I thought that if I attached a sling to the cam and stood in it, maybe I could reach handholds that would allow me to climb left across the offwidth. I decided to "take" before attaching the sling. I yelled "take" to Pat, then "take tight." Here's where things really went wrong. I saw the cam pull out of the rock and the chockstone coming toward me. I remember thinking "oh shit" and that I should try to avoid the falling chockstone as I fell. According to Pat, I fell 15 to 20 feet, slamming into the slabby terrain below as the rope caught at the slung chockstone. The block I had pulled out drove into my back and then shattered on a ledge, sending fragments to the ground.

Fortunately, Pat was well to the left and wasn't hit. I was knocked out. My lack of motion suggested to Pat that I was dead or nearly so. He yelled for help. Perhaps surprisingly to him, I regained consciousness after some seconds, moaning and communicating in grunts and broken words. Pat was able to lower me to near his belay point, but I was too far to the side to be lowered directly to him. I was bleeding from a head wound. Not as obvious, but significant: My back was broken, and my left shoulder and upper arm were wrecked. And some minor issues: a small liver laceration, smashed thumb, and miscellaneous cuts and bruises. Luckily, the broken back was just a broken bone—no neurological damage. The head wound was mostly superficial.

I was able to swing close enough for Pat to grab me and secure me to the bolt. We’re taught not to move people with possible spinal cord issues, and Pat could have waited with me for rescuers to arrive, or he could have left me attached to the bolt while he rappelled to the ground. But Pat made the decision to get me to the ground as quickly as reasonably possible. My head injury looked very serious, and it appeared that I might have significant internal injuries. He thought my total condition required getting treatment ASAP.

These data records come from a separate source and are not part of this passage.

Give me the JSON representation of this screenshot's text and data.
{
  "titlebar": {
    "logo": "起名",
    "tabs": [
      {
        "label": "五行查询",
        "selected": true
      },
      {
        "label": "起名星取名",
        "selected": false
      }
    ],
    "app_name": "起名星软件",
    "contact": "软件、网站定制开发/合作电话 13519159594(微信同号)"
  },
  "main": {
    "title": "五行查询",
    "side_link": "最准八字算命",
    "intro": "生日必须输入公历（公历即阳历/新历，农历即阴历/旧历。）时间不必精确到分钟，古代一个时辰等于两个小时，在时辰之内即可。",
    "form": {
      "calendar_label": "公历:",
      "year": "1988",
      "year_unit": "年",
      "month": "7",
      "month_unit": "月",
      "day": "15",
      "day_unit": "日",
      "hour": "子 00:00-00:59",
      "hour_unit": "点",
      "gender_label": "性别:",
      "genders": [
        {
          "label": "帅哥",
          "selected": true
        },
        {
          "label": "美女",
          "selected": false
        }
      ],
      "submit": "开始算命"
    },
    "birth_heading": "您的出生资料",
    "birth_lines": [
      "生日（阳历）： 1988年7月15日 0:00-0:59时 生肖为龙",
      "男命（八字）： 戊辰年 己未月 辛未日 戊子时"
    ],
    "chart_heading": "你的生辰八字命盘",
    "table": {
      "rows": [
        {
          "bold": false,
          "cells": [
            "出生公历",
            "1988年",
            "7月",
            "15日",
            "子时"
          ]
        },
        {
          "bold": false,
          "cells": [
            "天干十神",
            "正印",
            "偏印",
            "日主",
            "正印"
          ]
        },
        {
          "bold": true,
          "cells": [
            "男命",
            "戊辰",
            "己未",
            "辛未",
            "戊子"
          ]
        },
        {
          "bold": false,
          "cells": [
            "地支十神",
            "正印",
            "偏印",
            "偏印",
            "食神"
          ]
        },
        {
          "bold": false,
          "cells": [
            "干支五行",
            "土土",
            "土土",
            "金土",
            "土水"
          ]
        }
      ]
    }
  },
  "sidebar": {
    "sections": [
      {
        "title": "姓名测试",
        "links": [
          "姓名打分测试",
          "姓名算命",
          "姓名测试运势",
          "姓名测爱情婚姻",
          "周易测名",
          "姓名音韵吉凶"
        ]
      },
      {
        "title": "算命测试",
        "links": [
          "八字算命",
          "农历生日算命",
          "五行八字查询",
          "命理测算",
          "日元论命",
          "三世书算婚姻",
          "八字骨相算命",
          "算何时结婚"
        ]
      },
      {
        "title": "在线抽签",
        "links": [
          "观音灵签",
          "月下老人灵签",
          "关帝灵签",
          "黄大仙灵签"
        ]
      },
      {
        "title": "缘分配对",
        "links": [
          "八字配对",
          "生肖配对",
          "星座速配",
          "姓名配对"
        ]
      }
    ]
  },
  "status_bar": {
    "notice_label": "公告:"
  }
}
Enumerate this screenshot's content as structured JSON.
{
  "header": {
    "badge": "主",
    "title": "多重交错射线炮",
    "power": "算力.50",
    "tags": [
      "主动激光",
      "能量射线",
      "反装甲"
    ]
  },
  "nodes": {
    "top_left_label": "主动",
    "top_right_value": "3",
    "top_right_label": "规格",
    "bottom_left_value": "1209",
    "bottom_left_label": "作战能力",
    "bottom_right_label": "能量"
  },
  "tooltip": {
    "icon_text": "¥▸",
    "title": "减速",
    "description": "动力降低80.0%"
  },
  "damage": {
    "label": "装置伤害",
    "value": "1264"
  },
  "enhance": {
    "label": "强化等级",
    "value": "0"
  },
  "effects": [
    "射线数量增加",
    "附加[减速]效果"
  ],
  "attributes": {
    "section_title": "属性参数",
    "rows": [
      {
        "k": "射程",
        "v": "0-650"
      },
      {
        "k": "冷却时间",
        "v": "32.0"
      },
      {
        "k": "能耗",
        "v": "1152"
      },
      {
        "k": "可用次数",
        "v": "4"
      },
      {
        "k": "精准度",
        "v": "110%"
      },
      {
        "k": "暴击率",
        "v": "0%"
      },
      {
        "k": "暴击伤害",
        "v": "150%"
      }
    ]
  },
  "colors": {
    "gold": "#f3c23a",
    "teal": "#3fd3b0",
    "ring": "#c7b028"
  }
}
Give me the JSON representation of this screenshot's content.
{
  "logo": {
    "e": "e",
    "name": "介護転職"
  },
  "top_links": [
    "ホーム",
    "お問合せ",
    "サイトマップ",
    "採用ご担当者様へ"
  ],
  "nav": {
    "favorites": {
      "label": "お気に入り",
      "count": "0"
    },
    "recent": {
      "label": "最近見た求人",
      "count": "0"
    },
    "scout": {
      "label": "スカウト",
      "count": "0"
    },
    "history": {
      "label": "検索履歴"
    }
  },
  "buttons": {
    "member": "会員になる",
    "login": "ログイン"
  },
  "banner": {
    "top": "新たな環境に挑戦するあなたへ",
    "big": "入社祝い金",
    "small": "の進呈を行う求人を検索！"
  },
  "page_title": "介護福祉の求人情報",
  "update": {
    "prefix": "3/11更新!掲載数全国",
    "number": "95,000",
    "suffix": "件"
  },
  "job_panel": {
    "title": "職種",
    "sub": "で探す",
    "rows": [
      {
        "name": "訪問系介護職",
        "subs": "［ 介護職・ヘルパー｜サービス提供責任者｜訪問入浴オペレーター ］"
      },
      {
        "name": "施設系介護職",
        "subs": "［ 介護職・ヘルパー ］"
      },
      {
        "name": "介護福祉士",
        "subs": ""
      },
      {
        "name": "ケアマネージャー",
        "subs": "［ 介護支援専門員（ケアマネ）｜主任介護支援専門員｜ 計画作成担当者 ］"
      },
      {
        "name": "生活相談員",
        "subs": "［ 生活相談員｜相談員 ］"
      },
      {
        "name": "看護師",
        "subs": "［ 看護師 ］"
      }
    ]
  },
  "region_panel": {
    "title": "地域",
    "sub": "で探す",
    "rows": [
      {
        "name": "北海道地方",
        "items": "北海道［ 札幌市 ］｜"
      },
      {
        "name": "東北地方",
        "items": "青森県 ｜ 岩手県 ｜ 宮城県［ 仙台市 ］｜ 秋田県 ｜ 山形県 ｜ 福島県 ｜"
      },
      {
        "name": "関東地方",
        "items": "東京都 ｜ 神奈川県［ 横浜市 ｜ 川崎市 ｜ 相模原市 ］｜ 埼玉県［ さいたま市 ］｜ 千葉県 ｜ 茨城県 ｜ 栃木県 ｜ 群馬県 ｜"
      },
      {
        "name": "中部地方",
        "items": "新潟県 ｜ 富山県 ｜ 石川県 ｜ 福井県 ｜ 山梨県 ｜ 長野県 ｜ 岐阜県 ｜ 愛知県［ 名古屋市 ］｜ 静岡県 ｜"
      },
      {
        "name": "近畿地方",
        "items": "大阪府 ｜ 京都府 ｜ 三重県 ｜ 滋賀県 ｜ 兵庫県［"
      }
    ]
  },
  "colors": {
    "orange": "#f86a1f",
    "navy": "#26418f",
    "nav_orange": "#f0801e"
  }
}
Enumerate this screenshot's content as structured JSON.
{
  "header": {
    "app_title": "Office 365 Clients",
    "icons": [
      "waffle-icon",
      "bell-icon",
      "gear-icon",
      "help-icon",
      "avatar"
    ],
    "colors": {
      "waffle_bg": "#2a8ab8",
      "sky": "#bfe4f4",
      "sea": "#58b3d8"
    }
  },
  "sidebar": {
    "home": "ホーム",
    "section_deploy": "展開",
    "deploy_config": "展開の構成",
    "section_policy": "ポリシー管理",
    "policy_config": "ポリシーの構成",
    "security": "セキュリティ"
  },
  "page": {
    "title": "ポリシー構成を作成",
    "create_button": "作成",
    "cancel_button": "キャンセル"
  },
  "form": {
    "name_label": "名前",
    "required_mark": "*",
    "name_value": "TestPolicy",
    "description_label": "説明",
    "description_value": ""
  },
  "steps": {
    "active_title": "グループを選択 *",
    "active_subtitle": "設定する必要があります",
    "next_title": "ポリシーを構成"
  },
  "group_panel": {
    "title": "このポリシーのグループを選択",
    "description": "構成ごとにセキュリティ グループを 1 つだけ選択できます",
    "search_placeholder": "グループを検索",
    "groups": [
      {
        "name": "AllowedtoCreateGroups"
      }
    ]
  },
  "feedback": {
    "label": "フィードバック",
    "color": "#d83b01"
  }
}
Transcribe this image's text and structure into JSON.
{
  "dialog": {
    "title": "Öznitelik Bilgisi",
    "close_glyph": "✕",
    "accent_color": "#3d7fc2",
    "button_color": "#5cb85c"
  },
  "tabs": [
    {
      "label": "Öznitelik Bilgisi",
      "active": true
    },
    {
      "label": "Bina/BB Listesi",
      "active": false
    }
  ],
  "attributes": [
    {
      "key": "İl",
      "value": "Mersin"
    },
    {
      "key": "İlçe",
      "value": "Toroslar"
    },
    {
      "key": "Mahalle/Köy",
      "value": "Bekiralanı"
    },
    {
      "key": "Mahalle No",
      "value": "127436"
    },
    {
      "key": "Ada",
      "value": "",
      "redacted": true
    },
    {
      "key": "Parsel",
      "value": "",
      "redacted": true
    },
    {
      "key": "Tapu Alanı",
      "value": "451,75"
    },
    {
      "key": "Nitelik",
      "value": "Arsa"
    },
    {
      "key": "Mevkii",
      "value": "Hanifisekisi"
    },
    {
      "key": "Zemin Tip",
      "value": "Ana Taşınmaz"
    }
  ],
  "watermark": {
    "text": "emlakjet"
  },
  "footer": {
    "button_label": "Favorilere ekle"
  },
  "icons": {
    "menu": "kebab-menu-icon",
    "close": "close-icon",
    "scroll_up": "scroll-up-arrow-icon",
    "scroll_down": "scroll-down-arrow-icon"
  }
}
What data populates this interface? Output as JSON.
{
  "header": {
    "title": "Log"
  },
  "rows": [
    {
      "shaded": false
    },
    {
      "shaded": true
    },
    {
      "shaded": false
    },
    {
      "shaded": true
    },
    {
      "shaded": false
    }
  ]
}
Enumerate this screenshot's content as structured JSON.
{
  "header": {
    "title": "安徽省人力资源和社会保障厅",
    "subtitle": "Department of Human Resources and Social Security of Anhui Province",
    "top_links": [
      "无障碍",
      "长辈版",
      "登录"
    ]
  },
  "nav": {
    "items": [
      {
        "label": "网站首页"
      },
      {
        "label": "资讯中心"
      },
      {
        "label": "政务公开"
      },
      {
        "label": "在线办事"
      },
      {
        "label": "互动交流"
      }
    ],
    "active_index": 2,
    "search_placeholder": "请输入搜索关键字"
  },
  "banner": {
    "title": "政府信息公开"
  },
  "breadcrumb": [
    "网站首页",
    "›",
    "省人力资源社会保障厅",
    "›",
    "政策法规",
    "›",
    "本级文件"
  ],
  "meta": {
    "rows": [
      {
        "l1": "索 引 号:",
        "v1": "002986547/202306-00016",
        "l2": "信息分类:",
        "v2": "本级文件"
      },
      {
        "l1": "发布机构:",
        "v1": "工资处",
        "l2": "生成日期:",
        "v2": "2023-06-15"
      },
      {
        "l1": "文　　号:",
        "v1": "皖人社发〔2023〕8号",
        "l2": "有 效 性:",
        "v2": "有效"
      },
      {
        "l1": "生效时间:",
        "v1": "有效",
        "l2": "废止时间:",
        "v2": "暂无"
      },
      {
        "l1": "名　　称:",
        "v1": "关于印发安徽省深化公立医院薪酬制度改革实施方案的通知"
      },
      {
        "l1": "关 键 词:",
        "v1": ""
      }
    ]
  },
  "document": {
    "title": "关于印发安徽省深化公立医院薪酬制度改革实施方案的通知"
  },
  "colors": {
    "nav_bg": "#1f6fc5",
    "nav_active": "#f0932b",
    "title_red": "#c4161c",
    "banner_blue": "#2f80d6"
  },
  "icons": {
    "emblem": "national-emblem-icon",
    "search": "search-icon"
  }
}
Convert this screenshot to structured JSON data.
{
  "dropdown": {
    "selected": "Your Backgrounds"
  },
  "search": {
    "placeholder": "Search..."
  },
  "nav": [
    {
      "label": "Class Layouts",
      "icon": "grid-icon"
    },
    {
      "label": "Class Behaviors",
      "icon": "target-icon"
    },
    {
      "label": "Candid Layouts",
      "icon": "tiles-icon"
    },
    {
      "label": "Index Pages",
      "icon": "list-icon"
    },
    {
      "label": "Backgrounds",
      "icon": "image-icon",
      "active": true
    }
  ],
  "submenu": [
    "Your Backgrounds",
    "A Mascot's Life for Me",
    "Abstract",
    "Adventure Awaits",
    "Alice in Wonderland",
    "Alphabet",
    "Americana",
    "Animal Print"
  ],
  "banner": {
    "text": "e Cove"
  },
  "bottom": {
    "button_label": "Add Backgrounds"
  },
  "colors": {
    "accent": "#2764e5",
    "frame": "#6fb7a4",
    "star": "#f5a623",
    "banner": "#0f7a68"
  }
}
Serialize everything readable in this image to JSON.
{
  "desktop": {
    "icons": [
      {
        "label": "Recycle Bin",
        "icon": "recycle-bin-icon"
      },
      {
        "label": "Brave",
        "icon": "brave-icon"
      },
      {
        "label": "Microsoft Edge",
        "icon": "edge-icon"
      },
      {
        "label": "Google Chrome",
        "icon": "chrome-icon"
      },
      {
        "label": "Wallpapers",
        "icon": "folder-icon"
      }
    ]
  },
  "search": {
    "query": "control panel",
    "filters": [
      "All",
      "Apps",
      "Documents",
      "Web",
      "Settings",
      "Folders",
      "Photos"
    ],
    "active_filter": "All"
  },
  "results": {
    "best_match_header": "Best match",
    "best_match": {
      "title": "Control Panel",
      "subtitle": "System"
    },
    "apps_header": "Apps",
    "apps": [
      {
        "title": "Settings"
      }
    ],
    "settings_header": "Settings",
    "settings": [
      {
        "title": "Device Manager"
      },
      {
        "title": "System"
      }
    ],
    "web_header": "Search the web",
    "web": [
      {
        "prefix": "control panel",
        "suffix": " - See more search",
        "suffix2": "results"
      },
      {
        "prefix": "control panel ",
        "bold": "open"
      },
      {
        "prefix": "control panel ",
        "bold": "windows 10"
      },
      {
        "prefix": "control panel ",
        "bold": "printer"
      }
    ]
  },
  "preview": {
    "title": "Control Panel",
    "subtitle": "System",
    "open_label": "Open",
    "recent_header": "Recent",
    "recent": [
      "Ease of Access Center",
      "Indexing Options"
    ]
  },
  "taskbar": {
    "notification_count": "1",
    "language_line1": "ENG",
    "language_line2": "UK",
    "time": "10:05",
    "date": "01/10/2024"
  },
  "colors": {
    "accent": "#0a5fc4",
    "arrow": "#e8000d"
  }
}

Pat rigged a chest harness and got me into a tolerably comfortable position to be lowered. Once I was on the ground, he fixed the rope to the bolt, and rappelled. I recall increasing consciousness and pain. Some guy in the area gave me warm clothes and encouragement. The Rocky Mountain Rescue Group appeared in about 45 minutes, as dusk settled in.

I’m not the best person to give an account of the rescue—I got a lovely view of the sky as it turned from gray to black, and of the often sweat-drenched faces of the many hardworking rescuers who rotated turns carrying and lowering the litter. Eventually we made it to an ambulance and then to Boulder Community Hospital. It looks like I will make a good recovery.

Analysis

I was not wearing my helmet. The helmet-averse who read this can learn from my mistake. Consider that I lost consciousness from impact—always serious—and that it easily could have been worse. A helmet also may have allowed me to participate more actively in the rescue and help Pat evaluate whether immediate lowering was the right action. Risk-taking in partnered rope climbing affects both climbers. There is a saying: You don’t have to wear a helmet, but I don’t have to belay you either.

Every accident may suggest various preventive measures, from the overly general ("Don’t rock climb") to the overly specific ("Don’t climb the second pitch of Friday's Folly"). I’m still processing this one, but my main advice is to be super-careful with loose rock and ultra-careful when your protection interacts with loose rock.